Once the test is executed, you can view the execution details, such as execution status, time spent in execution, screenshots, error messages, logs, video recordings of the test execution, etc. In case of any failure, there are logs and error text that are available easily in a few clicks.

You can also download the complete execution with steps and screenshots in PDF or Word format through the View Execution option.

testRigor’s Capabilities

Apart from the simplistic test case design and execution, there are some advanced features that help you test your application using simple English commands.

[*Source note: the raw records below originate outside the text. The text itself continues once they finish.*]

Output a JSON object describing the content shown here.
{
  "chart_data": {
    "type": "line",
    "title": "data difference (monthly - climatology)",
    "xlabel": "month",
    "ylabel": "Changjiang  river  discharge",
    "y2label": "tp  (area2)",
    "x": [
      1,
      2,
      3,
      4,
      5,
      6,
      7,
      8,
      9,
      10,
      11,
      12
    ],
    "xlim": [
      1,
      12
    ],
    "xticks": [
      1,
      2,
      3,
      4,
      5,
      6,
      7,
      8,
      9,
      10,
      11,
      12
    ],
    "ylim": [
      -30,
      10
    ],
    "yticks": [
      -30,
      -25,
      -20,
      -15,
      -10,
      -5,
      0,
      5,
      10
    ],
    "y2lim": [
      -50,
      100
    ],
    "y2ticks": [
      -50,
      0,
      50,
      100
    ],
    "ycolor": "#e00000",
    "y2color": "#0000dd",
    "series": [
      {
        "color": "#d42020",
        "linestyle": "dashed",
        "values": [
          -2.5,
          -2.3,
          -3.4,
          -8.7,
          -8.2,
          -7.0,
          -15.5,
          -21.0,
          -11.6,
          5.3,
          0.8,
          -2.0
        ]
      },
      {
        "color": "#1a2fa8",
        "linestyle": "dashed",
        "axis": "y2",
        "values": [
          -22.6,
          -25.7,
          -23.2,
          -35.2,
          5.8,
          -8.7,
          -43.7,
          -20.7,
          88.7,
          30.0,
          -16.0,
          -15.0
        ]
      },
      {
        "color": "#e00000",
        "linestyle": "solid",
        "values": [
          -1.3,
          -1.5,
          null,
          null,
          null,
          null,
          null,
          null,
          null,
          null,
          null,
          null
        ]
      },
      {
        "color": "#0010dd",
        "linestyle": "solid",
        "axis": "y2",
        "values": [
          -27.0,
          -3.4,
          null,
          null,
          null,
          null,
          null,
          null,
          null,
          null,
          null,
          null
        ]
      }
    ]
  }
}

  • Reusable Rules (Subroutines): You can easily create functions for the test steps that you use repeatedly. You can use the Reusable Rules to create such functions and call them in test cases by simply writing their names. See the example of Reusable Rules.
  • Global Variables and Data Sets: You can import data from external files or create your own global variables and data sets in testRigor to use them in data-driven testing.
  • 2FA, QR Code, and Captcha Resolution: testRigor easily manages the 2FA, QR Code, and Captcha resolution through its simple English commands.
  • Email, Phone Call, and SMS Testing: Use simple English commands to test the email, phone calls, and SMS. These commands are useful for validating 2FA scenarios, with OTPs and authentication codes being sent to email, phone calls, or via phone text.
  • File Upload/ Download Testing: Execute the test steps involving file download or file upload without the requirement of any third-party software. You can also validate the contents of the files using testRigor’s simple English commands.
  • Database Testing: Execute database queries and validate the results fetched.

testRigor enables you to test web, mobile (hybrid, native), API, and desktop apps with minimum effort and maintenance.

Additional Resources


No application is entirely immune to bugs, even one as powerful as Mojolicious. Therefore, it's important to have a robust testing strategy in place. The tools discussed above are among the best available in the market and will likely deliver the desired results.